Sergipe se prepara para a Greve Geral na terça-feira (5)

“Só conseguiremos derrubar a Reforma da Previdência nas ruas”, afirmam as organizações populares e sindicais

Terminal do DIA sem ônibus durante a primeira Greve Geral de 2017 | Foto: Expressão Sergipana

As entidades que compõem a Frente Brasil Popular dão o pontapé inicial para organizar mais uma Greve Geral em Sergipe. A mobilização no dia 5 de dezembro será em defesa da Previdência, dos direitos dos trabalhadores e da soberania nacional. Em reunião na tarde desta quarta-feira (29), organizações do movimento sindical e social decidiram orientar os trabalhadores sergipanos a cruzarem os braços.

A reunião contou com a presença de lideranças da CUT (Central Única dos Trabalhadores), UGT (União Geral dos Trabalhadores), CTB (Central dos Trabalhadores do Brasil), Sinttra (Sindicato dos Rodoviários), MST (Movimento dos Trabalhadores Rurais Sem Terra), MOTU (Mov. Organizado dos Trabalhadores Urbanos), MPA (Mov. dos Pequenos Agricultores), MCP (Mov. Camponês Popular), PT (Partido dos Trabalhadores), mandato da deputada Ana Lúcia, Consulta Popular, Levante Popular da Juventude e Central de Grêmios Estudantis.

O presidente da CUT/SE, Rubens Marques garantiu que “terça-feira, no momento que o Congresso corrupto vai estar votando a destruição da Previdência, não haverá transporte público em Sergipe, o comércio vai fechar, assim como estradas e rodovias também serão bloqueadas”.

“Nesse momento, não resta alternativa para barrar a reforma da Previdência a não ser fazendo uma greve geral. Precisamos demonstrar nossa insatisfação com esse governo golpista que quer acabar com o direito à aposentadoria”, afirmou Adêniton Santana, presidente da CTB-SE.

Para o sindicalista, se o povo brasileiro não ocupar as ruas para dar um basta nos acordos feitos entre quatro paredes pelo presidente Temer com a ala conservadora do Congresso Nacional, a reforma da Previdência corre o risco de ser aprovada. “Nós sabemos que o governo usa as emendas como forma de conseguir apoio e se fizermos nada para barrar, nem nós nem os nossos filhos e netos irão se aposentar”, enfatizou Santana.

MOBILIZAÇÃO INTENSA

Os professores e professoras da rede estadual e das 74 redes municipais filiadas ao SINTESE decidiram aderir à greve nacional, em assembleia realizada nesta quinta (30).

Os trabalhadores do Fisco e os servidores públicos do estado também vão paralisar as atividades. A decisão foi tomada em assembleias convocadas pelas direções do Sindifisco e Sintrase.
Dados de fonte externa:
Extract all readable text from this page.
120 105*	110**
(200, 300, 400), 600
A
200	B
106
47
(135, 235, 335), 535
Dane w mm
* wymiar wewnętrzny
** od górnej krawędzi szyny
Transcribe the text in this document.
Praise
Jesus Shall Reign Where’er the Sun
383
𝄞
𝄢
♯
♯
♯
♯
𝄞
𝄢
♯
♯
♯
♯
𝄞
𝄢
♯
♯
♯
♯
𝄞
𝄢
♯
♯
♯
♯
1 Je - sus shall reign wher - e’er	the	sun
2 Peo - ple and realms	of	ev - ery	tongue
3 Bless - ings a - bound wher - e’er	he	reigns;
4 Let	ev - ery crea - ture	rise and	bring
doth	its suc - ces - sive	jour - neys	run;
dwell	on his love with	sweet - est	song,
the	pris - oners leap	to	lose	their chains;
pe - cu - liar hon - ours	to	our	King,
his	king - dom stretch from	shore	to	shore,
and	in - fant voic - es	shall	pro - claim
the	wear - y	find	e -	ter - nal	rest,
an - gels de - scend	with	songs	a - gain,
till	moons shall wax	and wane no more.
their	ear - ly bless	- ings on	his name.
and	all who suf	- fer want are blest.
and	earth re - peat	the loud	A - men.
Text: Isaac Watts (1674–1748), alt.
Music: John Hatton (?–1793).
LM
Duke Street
Os bancários, enfermeiros, servidores públicos de Indiaroba e trabalhadores da Emdagro já marcaram assembleia para discutir apoio ao protesto.

Os motoristas e cobradores do transporte público da Grande Aracaju, que engloba a capital e os municípios de Nossa Senhora do Socorro, São Cristóvão e Barra dos Coqueiros, também vão se reunir assembleia para avaliar a adesão ao movimento.

Além disso, em Sergipe, as entidades que compõem a Frente Brasil Popular iniciaram o processo de mobilização da sociedade. Com carros de som e distribuição de panfletos em terminais de ônibus, os trabalhadores estão convocando os sergipanos a aderirem à paralisação.

LUTA NACIONAL

A greve geral segue orientação das centrais sindicais e será realizada em todo o país, no dia 5 de dezembro, contra a Reforma da Previdência. A centrais sindicais decidiram a paralisar as atividades nesse dia devido ao anúncio feito pelo governo ilegítimo de Michel Temer (PMDB), que promete começar a votação do desmonte da Previdência Social no Congresso Nacional na próxima semana, dia 6 de dezembro.

Entenda: Reforma da Previdência ganha terceira versão, mas ainda é criticada por opositores

Segundo as centrais, caso a reforma seja aprovada, grande parte dos brasileiros terão mais dificuldade e muitos até serão excluídos do acesso à aposentadoria. Entre as propostas do governo, está o aumento do tempo de contribuição para servidores públicos e a obrigação dos trabalhadores do setor privado terem 40 anos ininterruptos de carteira assinada para poder se aposentar, uma realidade impraticável no Brasil devido à alta rotatividade dos trabalhadores nos empregos.